Exploring Banshees: Femininity, Lamentation, and Death within Irish Culture
Appearance
Banshees are reported to have a myriad of varying facades. They can appear as astonishingly beautiful women, with pale skin and luscious red or silver locks. This form of Banshee is usually wearing a long white dress, and is often seen combing her tendrils with a silver comb. She may also be seen as an old and haunting witch, dressed in all black, with an illusive veil masking her gray hair and mysterious face. This veil represents the banshee’s practice of mourning rites, wherein they isolate themselves from external perception to maintain sacredness and separation (Gennep, 2004). She can take the form of a headless woman carrying a bowl of blood, or even a frightening creature with glowing red eyes. She may also assume the guise of a washer-woman, rinsing the blood-stained clothes of the dying. A banshee may be viewed as a member of one’s lineage, often a young virgin who died too soon, and embraced the otherworldly harbinger powers (Wilde & Robert, 1887).
Women in Irish Culture
Historically, in Irish culture, women struggled to navigate their role as a societal outsider, alongside their role as family guardian and caretaker. This resulted in an overarching ambiguity surrounding womanhood, which fostered accusations of witchcraft and narratives of female wildness and disorder. During that period, men were adamant on regulating women’s places. This mirrors the sentiments of the banshees, as she is limited to wallow in the outdoors, despite her connections to patriarchal lines and her role within the family. The banshee is seen as wild and threatening, but her screeching cries and eerie presence may instead be an echo of the historical silencing of Irish women. As such, the Banshee transforms the woman-directed stereotypes of repression, wildness, and ambiguity into a feminine entity synonymous with power (Kimpton, 1993).
The Ritual
A ritual is often a deeply symbolic action or activity that exemplifies core values and beliefs within a culture (Sims, 2011). For the Irish banshees, their screeching rituals are interpreted as a notorious death omen. It is generally understood that the cry of a banshee can only be heard by individuals within a certain lineage, which creates the frame of the ritual. The wails of Irish banshees are often referred to as keening or lamenting, a sound that is synonymous with the keening women integral to Irish funeral wakes. Within banshee folklore, this keening announces the impending death of a family member, and marks the beginning of the mourning process and ritualistic behavior. As such, the screams of a Banshee mirror the actual rhythmic mourning and wails performed by women in traditional Irish death rituals.

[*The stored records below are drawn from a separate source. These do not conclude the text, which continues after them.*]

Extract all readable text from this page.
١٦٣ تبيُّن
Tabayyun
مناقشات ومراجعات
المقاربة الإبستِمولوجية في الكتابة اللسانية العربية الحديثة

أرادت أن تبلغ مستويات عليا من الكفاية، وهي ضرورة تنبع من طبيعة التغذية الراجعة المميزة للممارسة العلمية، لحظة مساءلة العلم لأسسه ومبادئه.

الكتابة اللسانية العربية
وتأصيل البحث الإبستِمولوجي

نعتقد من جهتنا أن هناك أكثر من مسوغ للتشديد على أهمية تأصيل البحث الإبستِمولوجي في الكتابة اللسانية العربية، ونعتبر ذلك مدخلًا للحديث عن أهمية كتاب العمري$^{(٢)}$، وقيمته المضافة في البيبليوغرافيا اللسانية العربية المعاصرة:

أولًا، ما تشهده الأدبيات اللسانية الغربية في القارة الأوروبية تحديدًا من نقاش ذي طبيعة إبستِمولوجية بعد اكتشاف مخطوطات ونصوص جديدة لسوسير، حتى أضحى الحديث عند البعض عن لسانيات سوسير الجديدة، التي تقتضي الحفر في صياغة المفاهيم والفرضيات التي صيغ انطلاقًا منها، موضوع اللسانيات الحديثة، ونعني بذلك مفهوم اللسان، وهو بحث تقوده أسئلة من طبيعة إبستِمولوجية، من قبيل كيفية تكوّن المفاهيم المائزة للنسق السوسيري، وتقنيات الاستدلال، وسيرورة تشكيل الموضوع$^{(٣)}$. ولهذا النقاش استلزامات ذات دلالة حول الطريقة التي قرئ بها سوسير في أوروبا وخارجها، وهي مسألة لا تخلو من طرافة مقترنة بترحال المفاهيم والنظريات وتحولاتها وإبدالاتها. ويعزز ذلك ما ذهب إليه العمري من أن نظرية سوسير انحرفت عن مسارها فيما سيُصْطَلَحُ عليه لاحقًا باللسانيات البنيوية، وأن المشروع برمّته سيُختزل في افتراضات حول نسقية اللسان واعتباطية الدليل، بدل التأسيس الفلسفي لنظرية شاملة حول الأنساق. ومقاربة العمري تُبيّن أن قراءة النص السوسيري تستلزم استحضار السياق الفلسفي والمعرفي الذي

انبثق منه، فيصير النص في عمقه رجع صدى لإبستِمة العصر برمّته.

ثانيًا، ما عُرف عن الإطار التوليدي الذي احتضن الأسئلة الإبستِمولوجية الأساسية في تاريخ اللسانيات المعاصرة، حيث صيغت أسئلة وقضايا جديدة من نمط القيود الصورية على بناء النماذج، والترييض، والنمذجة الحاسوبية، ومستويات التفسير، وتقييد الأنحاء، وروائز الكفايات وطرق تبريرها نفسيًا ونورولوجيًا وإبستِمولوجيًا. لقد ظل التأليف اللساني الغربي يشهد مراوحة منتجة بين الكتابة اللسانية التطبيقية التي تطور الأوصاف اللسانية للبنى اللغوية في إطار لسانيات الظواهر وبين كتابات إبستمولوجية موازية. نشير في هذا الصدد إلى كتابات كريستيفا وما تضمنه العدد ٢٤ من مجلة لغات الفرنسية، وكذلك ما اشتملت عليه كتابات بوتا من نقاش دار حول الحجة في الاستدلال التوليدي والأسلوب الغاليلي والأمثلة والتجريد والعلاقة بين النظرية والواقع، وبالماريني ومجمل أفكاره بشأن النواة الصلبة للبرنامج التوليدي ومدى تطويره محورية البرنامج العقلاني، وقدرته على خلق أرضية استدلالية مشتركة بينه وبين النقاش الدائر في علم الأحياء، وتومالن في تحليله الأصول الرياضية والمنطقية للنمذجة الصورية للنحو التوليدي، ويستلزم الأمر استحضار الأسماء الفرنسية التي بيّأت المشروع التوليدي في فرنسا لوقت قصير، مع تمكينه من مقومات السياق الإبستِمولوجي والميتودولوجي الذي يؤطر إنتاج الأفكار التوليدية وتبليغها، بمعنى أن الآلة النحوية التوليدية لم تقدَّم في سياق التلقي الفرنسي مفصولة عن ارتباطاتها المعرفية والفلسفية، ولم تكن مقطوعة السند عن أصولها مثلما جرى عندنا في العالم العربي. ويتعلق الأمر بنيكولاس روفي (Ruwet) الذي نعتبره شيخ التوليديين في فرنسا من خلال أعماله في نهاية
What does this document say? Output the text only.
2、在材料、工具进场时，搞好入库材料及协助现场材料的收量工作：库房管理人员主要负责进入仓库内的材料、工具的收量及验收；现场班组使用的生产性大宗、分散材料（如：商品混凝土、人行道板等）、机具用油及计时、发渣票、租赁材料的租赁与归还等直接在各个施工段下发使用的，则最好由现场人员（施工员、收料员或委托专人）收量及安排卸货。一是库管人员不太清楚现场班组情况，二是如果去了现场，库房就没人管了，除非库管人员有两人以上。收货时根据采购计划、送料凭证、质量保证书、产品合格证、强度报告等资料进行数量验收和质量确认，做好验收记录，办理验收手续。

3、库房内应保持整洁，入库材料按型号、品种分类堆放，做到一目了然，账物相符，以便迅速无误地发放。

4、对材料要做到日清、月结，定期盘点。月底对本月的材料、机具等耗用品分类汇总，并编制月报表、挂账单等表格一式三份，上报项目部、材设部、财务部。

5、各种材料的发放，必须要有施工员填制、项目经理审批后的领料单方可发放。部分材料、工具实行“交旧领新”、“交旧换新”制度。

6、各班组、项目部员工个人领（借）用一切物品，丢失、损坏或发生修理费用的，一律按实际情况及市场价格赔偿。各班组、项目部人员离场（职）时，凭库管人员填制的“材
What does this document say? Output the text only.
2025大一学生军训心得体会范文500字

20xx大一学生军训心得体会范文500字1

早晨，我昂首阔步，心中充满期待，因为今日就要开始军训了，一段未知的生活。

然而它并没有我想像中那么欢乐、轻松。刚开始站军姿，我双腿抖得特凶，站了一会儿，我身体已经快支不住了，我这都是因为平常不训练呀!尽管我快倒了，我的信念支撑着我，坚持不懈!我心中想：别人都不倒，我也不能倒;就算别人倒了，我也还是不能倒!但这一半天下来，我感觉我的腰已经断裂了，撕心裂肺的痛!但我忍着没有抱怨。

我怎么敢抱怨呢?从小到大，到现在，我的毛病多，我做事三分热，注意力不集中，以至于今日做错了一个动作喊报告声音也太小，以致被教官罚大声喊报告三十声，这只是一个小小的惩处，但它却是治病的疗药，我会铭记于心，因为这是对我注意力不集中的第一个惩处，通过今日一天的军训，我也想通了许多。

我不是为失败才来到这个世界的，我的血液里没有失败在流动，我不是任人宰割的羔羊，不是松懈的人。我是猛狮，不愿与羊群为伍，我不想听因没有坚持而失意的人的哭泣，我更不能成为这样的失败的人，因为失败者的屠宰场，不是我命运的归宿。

Lamentation within Irish Culture
Throughout Irish history, death rituals have often included the keen or lament – primarily by a female voice. Lamentation was a focal element of women’s culture, and keening women would be brought from all over the region to perform in the wake of family members, community members, and even strangers. Keening was vital in order to help the soul ascend from the living world to the spiritual world (Ó Madagáin.B, 2006). Irish women were highly valued in death rituals and traditions, and keeners were believed to traverse the realms and guide the soul using the power of their voice. Banshee’s cries are said to mirror those of traditional Irish keening women, wherein they both “shake the roof with their female crying and lamentation” (O suilleabháin,1969). Under this framework, banshees represent the transition between life and passing, the journey towards transcendence, and the femininity intertwined in death within Irish culture.